Getting to know our hosts and community workers Sunday at the beach helped us to feel more comfortable today when we out in the community to do home visits for our first day of work.  Ramona, one of the community health nurses, was our guide for the day.  Since we have Dr. Pullen, a physical therapist from the school of medicine, with us, we concentrated on visiting patients who had a disability, were homebound, or in need of physical therapy.  Ramona had previously identified the people with disabilities in just one sector of town.  As Dr. Foster says, we feel like we are just hitting the tip of the iceberg, as there are over 380,000 people who live in the town.  Just imagine how many other people are in need of physical therapy.  As the day went on, more and more people called out to Ramona as we walked by their houses to ask Ramona if the “doctors” could see them, if we had medicine for high blood pressure, or telling us of a neighbor or family member who had been injured.

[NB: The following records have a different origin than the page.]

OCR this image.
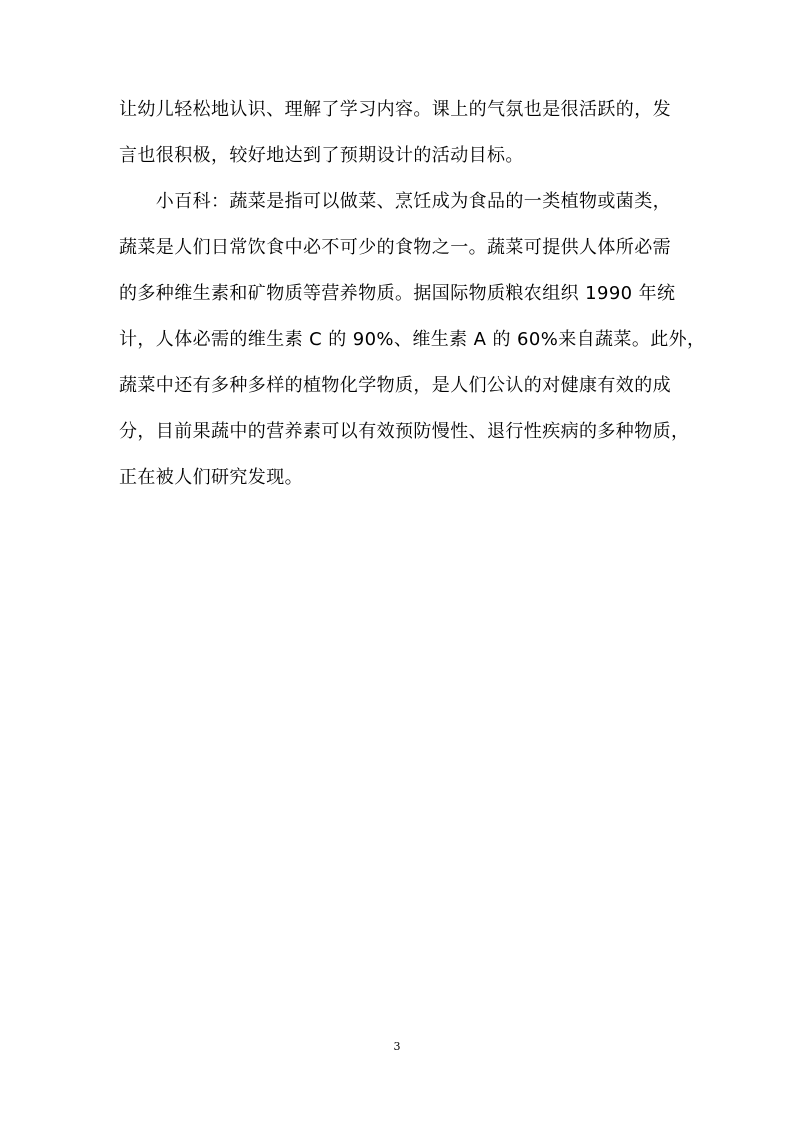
让幼儿轻松地认识、理解了学习内容。课上的气氛也是很活跃的，发
言也很积极，较好地达到了预期设计的活动目标。
　　小百科：蔬菜是指可以做菜、烹饪成为食品的一类植物或菌类，
蔬菜是人们日常饮食中必不可少的食物之一。蔬菜可提供人体所必需
的多种维生素和矿物质等营养物质。据国际物质粮农组织 1990 年统
计，人体必需的维生素 C 的 90%、维生素 A 的 60%来自蔬菜。此外，
蔬菜中还有多种多样的植物化学物质，是人们公认的对健康有效的成
分，目前果蔬中的营养素可以有效预防慢性、退行性疾病的多种物质，
正在被人们研究发现。
3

We were all amazed by the extent of the injuries we saw, most of them being the result of motor vehicle accidents.  As the day continued and we saw more and more of these injuries; we started to look behind us and be much more aware of our surroundings walking down the street, looking out for cars and scooters.  As we waited outside houses and walked down the street, the public health nurses in our group helped us to see the public health issues in the community and how some of these injuries and other health problems could possibly be prevented.

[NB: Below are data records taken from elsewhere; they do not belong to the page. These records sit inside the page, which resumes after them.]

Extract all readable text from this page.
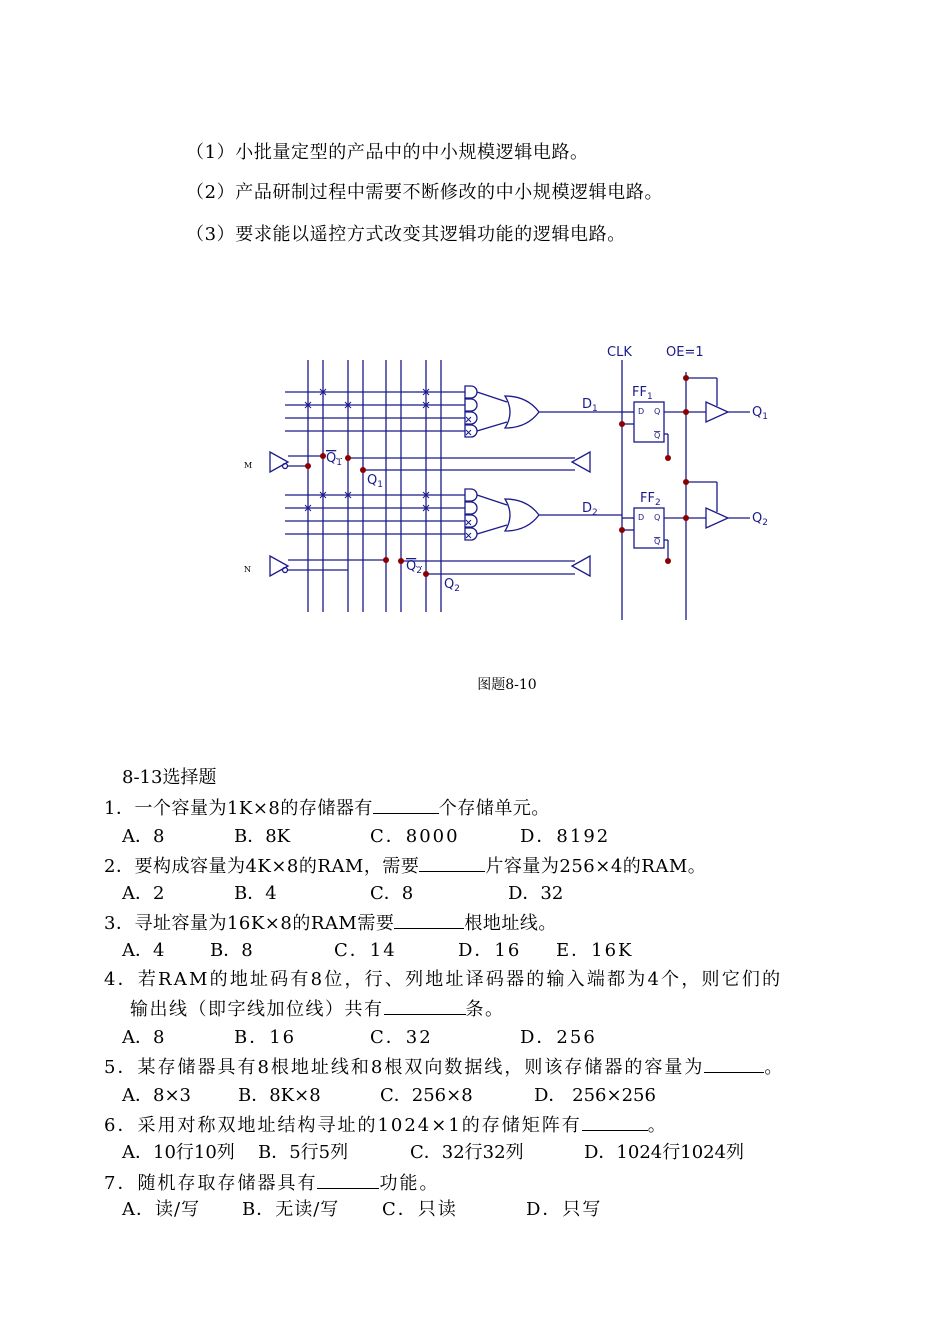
（1）小批量定型的产品中的中小规模逻辑电路。
（2）产品研制过程中需要不断修改的中小规模逻辑电路。
（3）要求能以遥控方式改变其逻辑功能的逻辑电路。
CLK	OE=1
$FF_1$
$FF_2$
$D_1$
$D_2$
$Q_1$
$Q_2$
$Q_1$
$Q_1$
$Q_2$
$Q_2$
D Q
Q
D Q
Q
M
N
图题8-10
8-13选择题
1．一个容量为1K×8的存储器有	个存储单元。
A．8	B．8K	C．8000	D．8192
2．要构成容量为4K×8的RAM，需要	片容量为256×4的RAM。
A．2	B．4	C．8	D．32
3．寻址容量为16K×8的RAM需要	根地址线。
A．4	B．8	C．14	D．16 E．16K
4．若RAM的地址码有8位，行、列地址译码器的输入端都为4个，则它们的
输出线（即字线加位线）共有	条。
A．8	B．16	C．32	D．256
5．某存储器具有8根地址线和8根双向数据线，则该存储器的容量为	。
A．8×3	B．8K×8	C．256×8	D． 256×256
6．采用对称双地址结构寻址的1024×1的存储矩阵有	。
A．10行10列 B．5行5列	C．32行32列	D．1024行1024列
7．随机存取存储器具有	功能。
A．读/写 B．无读/写 C．只读	D．只写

The quality of care these patients were receiving from their families in their homes had a big impact on us.  Some of the patients had received surgeries, but many of them never had.  Many had been referred to physical therapists, but since there aren’t any in the town, this was not a realistic option.  Patients were so well taken care of by their families; they were very clean, well dressed, their family members took them out, helped them get out of bed, turned them, we did not even see a single pressure ulcer.  The patients looked much better than many of the patients we have seen in the hospitals in the US.  After seeing the hard work that these caregivers provide, we started to not only assess the patient, but also the caregiver, and were able to work with them on proper body mechanics and provide them exercises they could do to prevent injuring Britain
themselves.

On one visit, we worked with a 12 year old boy who had cerebral palsy.  His mother had abandoned him as a baby and his grandparents were his primary caregivers.  His grandmother had been in an accident and the family did not have the money to amputate her foot, so she had been living with an ulcer on this leg off and on for 8 years.  She could barely walk on this leg, and since her husband worked during the day, her other grandson who is 13 years old provides much of the care for his brother.  Although it was somewhat hard to think about a 13 year old boy (who in our opinion should be out playing with his friends) stuck inside caring for his brother, it was really beautiful to see the connection between the two brothers and to see the younger brother with a big smile watching his older brother performing his exercises.  We learned so much today from these home visits, about the kinds of injuries people in this area suffer from, the care that is available, and the important role families play in the care of these patients.